Arts, Features

Artist Chie Fueki makes studio visits to students on campus, lectures on constant learning

Rainbow ribbons, flowers, dots, grids and twisting figures intertwine and swirl to create abstract shapes in artist Chie Fueki’s paintings, as they draw inspiration from Eastern and Western decorative and folk arts.

This week, the graduate program in painting at Boston University hosted Fueki as part of the Graduate Tuesday Night Lecture series.

“I tend to look for artists who reflect a wide range of artistic practices and approaches so the students can see that there is no one way to make art … although there are common threads,” said Josephine Halvorson, a professor of art and the chair of Graduate Studies in Painting.

Halvorson described Fueki’s work as “dazzling.”

“Its methodology, its colors — it’s optically very sensual,” Halvorson said. “She’s one of the most extraordinary painters today.”

Cloaked in a billowy, black top and wearing thick-rimmed glasses, the artist spoke in an intimate space to a group of about 50 graduate students and faculty members from both the painting and sculpture departments.

She began her lecture by talking about the places and snippets of pop culture she references in her works. Fueki showed images of ornamental architecture from the mountain village of Nikko, Japan, Mayan hieroglyphs, kimonos, Italian Renaissance works and a few Japanese anime comics.

Fueki was born in Yokohama, Japan, and grew up in São Paulo, Brazil. After moving to the United States, she received a bachelor’s from the Ringling School of Art and Design and a master’s from Yale University. The artist said she takes inspiration from all parts of the world she sees around her, as well as her own diverse background.

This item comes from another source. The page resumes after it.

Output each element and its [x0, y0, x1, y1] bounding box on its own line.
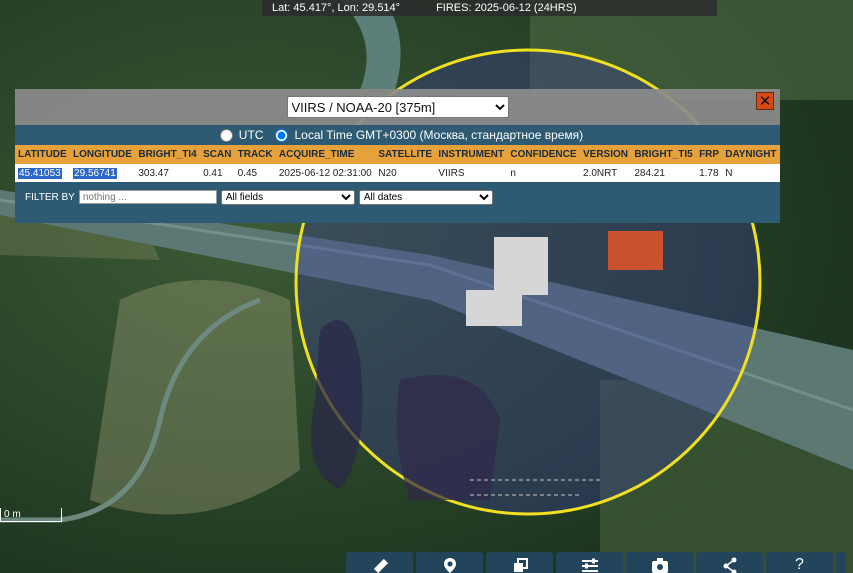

Fueki said she considers herself a “mixed painter,” who fuses different cultures and levels of consciousness through her depictions of spaces, objects and figures with a spectrum of colors and collages.

In the lecture, Fueki described the progression of her art and how she has moved from more abstracted pieces to figural painting. Over the past 20 years, Fueki has created a diverse multitude of works using acrylics, mulberry paper, ink and colored pencils.

She has painted geometric landscapes, sports imagery and Japanese anime superheros in suspended psychedelic spaces. Her more recent works are abstract portraits of her friends and memento mori still lifes, which are objects associated with death and mortality.

The artist said she made the transition to painting more realistic subjects in the hopes of creating a sense of familiarity and empathy between the viewer and the painting. Since experimenting with painting various subjects, Fueki said she has found herself growing as an artist.

“Learning about painting never stops,” Fueki said in the lecture. “The investigation of the painting is part of the process.”

The unofficial lesson of Fueki’s lecture was that it is important to embrace change as an artist. To Fueki, the art of painting is far from stagnant.

“I am interested in the language of painting because it can stretch time,” Fueki said.

Even now, she said she is constantly teaching herself how to paint.

“I think that’s what painting’s all about,” said Elizabeth Flood, a second-year graduate student in the College of Fine Arts who introduced Fueki’s lecture. “To hear Chie talking so honestly and generously about how she’s trying to learn through painting and put words to her work feels really familiar, especially in grad school.”

The artist has previously been invited to Boston University to visit students in their studios, and she was able to do this again with current students.

“She’s one of the most generous teachers I have ever met,” Halvorson said. “She really knows how to engage with students in a meaningful way.”

While she was on campus, Fueki visited 12 studios, so every student got the chance to interact with and learn from the artist.

“It might take a while to learn the visual language,” Fueki said. “But you can teach yourself to change.”

CORRECTION: A previous version of this article misstated the name of the lecture series and that Josephine Halvorson was a professor of painting. An updated version reflects this.